冬苺

薄氷は遠くから来る言葉かな

北向きの窓の匂いや冬すみれ

十二月欅は空を手放せり

目覚めては光を食べる霜柱

霜の朝楽譜の上を歩むごとし

崖下の家に陽当たるクリスマス

冬苺空は鏡を沈めおり

寒月光みしりと滲みている柱

初空や湖の匂いの硝子窓

オリオンが霜を降らせる母の石


 昨年秋に母親が亡くなり、一年七か月ぶりに実家に帰省した。偶然その頃からコロナウイルス感染者が減少していたのは不幸中の幸いだった。親を亡くした喪失感は大きかったが、通夜、葬儀、多くの手続きで連日疲弊し、心が感傷に向かう余裕がない状況だった。

 葬儀後の家の片付けなどに追われていた十月のある朝のこと、庭に出ると、すっかり荒れて雑草が生えた花壇の隅に、カワラノギクの小さな花が三輪ほど咲いているのを見つけた。この季節に野山で沢山咲いている、ごくありふれた花である。なのになぜか目を離せなくなった。紫の可憐な花たちが身を寄せ合って朝日を浴びているその姿を見ていると、自分の体が花と同じくらいに小さくなっていくような気がした。そして次の瞬間、ずっと絶たれていた自分と外界を繋ぐ何かの回路が突然復活して、自分の中に何かみずみずしいものが流れこんで来るのを感じた。それは喜びとか癒しといった情緒的なものというより、植物が日光を浴びて生まれる光合成のエネルギーを体感できたらこんな感じかと思うほど、生命に直結する力だという気がした。不思議な高揚感と戸惑いをおぼえて、しばらく庭の隅で立ち尽くしていた。

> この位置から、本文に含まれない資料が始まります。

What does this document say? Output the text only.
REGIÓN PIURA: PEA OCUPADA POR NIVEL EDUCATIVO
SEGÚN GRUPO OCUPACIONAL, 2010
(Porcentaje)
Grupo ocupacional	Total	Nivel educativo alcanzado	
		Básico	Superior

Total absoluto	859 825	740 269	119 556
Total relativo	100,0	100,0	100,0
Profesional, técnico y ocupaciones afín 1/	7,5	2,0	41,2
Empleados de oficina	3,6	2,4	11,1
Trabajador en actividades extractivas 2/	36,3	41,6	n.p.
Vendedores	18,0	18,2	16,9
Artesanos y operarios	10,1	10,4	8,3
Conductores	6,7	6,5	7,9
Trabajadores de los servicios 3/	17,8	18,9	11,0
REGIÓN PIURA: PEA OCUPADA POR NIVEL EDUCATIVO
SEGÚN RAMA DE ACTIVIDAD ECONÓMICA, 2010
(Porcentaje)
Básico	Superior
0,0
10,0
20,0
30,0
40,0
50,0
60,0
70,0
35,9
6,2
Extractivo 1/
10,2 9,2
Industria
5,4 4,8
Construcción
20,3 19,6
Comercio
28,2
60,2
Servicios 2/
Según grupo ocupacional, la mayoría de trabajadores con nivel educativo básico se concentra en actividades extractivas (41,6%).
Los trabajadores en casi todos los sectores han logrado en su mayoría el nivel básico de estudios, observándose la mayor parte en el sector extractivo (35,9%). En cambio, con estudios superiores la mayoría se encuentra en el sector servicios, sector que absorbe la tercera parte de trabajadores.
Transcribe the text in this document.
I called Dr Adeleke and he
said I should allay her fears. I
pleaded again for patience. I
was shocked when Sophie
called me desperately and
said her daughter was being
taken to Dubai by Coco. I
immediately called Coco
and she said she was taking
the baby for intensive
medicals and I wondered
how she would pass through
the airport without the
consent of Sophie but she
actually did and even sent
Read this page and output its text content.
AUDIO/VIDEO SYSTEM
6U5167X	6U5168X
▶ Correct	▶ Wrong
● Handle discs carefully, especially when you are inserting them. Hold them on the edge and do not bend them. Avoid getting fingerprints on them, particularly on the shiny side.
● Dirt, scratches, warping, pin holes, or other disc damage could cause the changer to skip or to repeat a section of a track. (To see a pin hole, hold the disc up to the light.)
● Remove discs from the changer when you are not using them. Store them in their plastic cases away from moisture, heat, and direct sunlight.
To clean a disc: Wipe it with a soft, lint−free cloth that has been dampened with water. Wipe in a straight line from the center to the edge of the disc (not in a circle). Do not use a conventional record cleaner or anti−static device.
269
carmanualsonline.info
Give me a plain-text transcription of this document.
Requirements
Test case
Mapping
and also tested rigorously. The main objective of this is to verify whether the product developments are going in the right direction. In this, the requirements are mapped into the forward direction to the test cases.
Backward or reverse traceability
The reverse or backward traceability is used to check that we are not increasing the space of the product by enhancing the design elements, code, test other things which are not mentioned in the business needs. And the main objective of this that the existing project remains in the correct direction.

 家族を亡くすという出来事に遭うと、こんな風に非日常的な感覚が働くのだろうか。それとも小さな花にも反応してしまうほど心が疲れて乾ききっていたのだろうか。その時はそんな風に思ったが、時が経つにつれ、あの体験が自分の中で重要なものになって来ている。肉親の死から来る虚無感。生きている者達の営みに関わらなければいけない徒労感。それに疲れ果ててしまう自分。それらを超えて、心だけがたどり着ける広い世界に触れたいという深い願望があり、小さな花の美しさと生命力に触れた時、それが心の中で弾けたのではないか。そしてこの思いを的確に表現できる言葉を、自分はまだ持っていないことに気が付いた。

 詩歌に関わる者ならば、植物、天候、景色といった、言葉のないものから何か啓示を受ける体験をしたことがあると思う。まだ名付けられていない、言葉になっていない美しさや思いがこの世界には沢山ある。見慣れた風景も、見方次第で新しい発見ができるはずだ。表現者は、目の前の対象を通じて無限の世界をかいま見るのだ。それを表現するため言葉の世界に心を遊ばせることは、人生の醍醐味であろう。